Шрифт:
Интервал:
Закладка:
– Что-то больно много, – заявил, почесав голову, дьяк.
– Чего тебе много? – меланхолично переспросил мастер.
– Отходу, говорю, много, обрезков и выбраковки!
– Нормально, – невозмутимо отвечал латыш. – Есть норма, мы уложились.
– Разоримся мы с тобой, – плаксиво протянул Гусев, – сколь убытку от твоей чеканки! Раньше-то потери только на угар, и все, а проволока вся на копейки да деньги шла, а теперь что же?
– Ваши копейки – плохие деньги, моя монета – хорошие деньги! Они долго прослужат, а обрезки и тонкий кругляк снова пойдут на переплавку.

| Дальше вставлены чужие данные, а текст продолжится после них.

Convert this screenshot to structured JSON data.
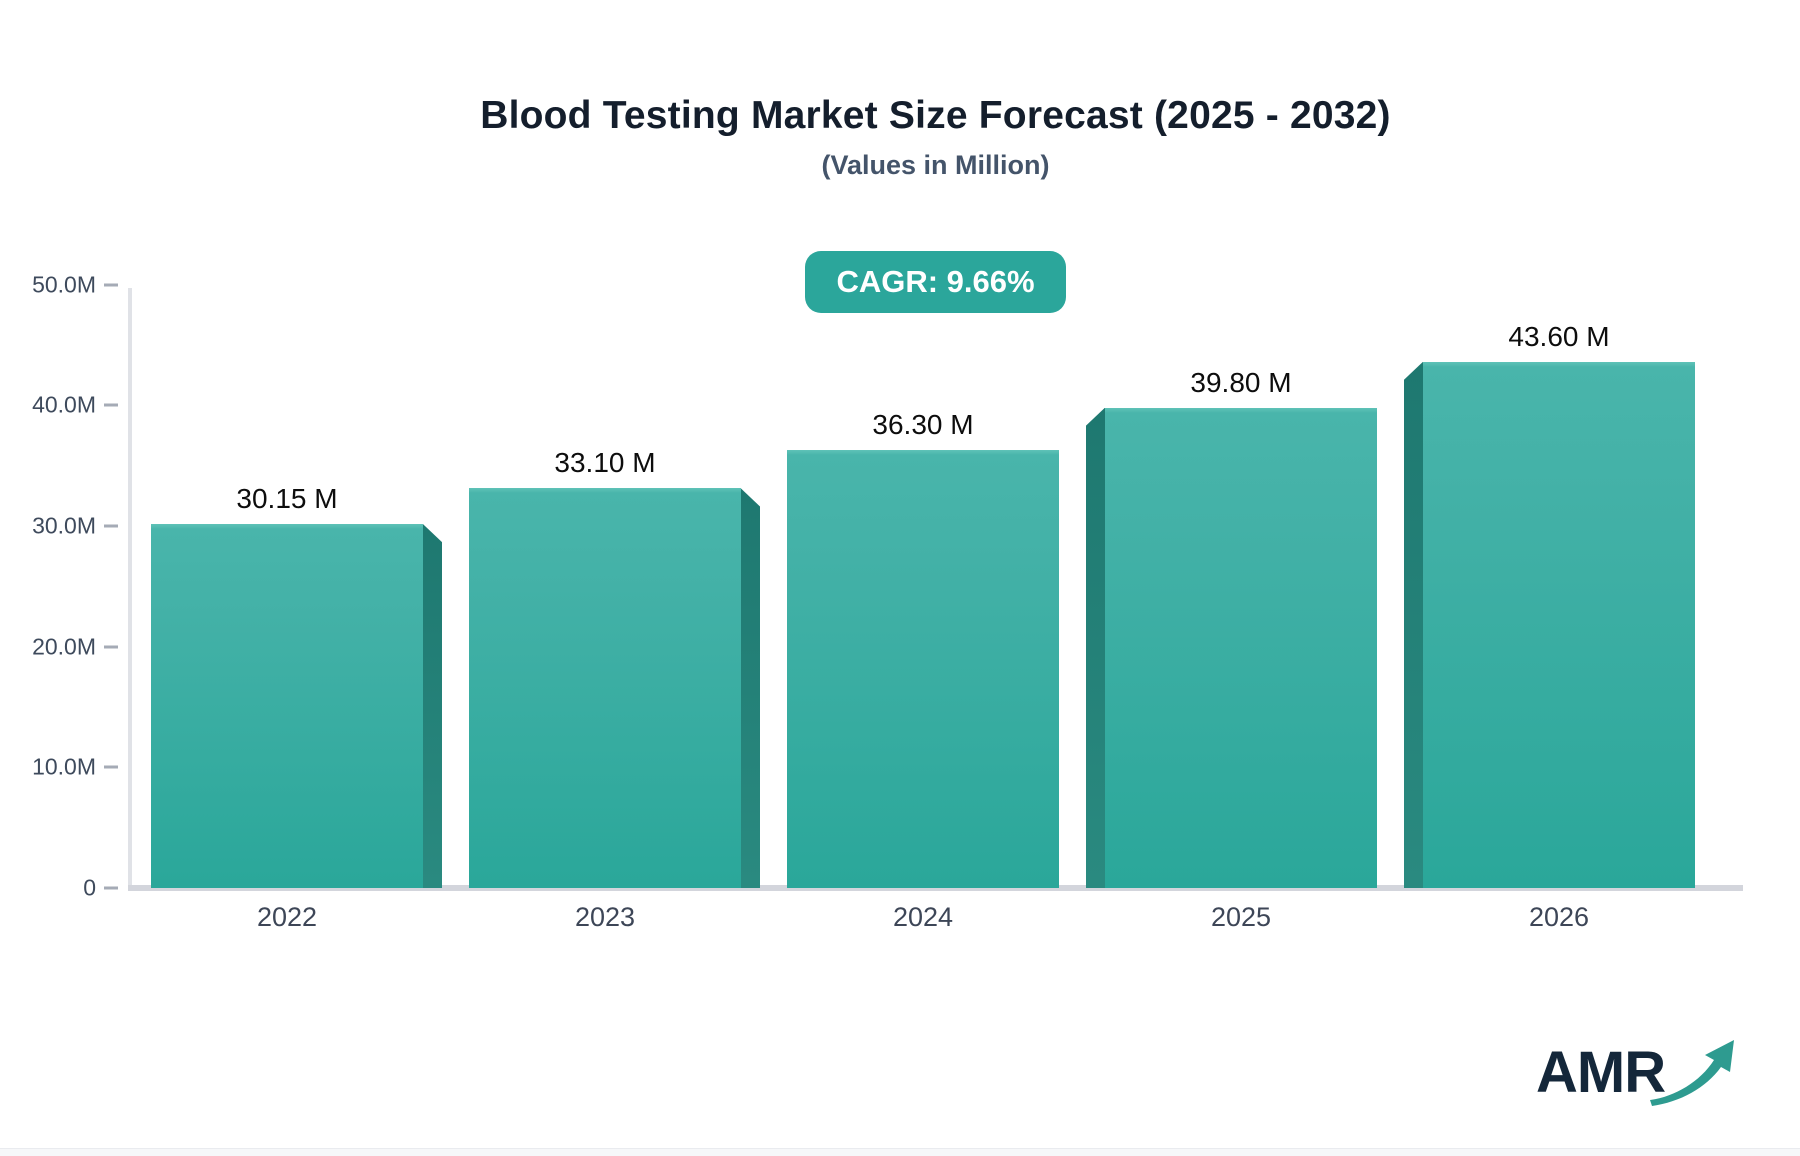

Каупуша вообще было трудно вывести из себя, к тому же эта сцена повторялась каждый раз, и он к ней привык. Дьяк тоже шумел только для порядка. Так уж между ними было заведено. Наконец все дела были улажены, мешочки с монетами сложены в сундуки и погружены на телеги. За воротами уже гарцевали на конях драгуны, присланные для караула. Дьяк приосанился и окинул взглядом служивых, выискивая глазами главного. Им оказался крепко сбитый молодой офицер в мекленбургском кафтане, на коне серой масти. На шапке начального человека сиял золотой червонец, очевидно, пожалованный царем за храбрость.
– Здрав буди, Федор Семенович, – поклонился узнавший его дьяк.
– И тебе не хворать, Иван Евсеич, – отдал дань вежеству драгунский поручик. – Все ли готово?
– У нас все как заведено, в полном порядке! – с достоинством отвечал Гусев.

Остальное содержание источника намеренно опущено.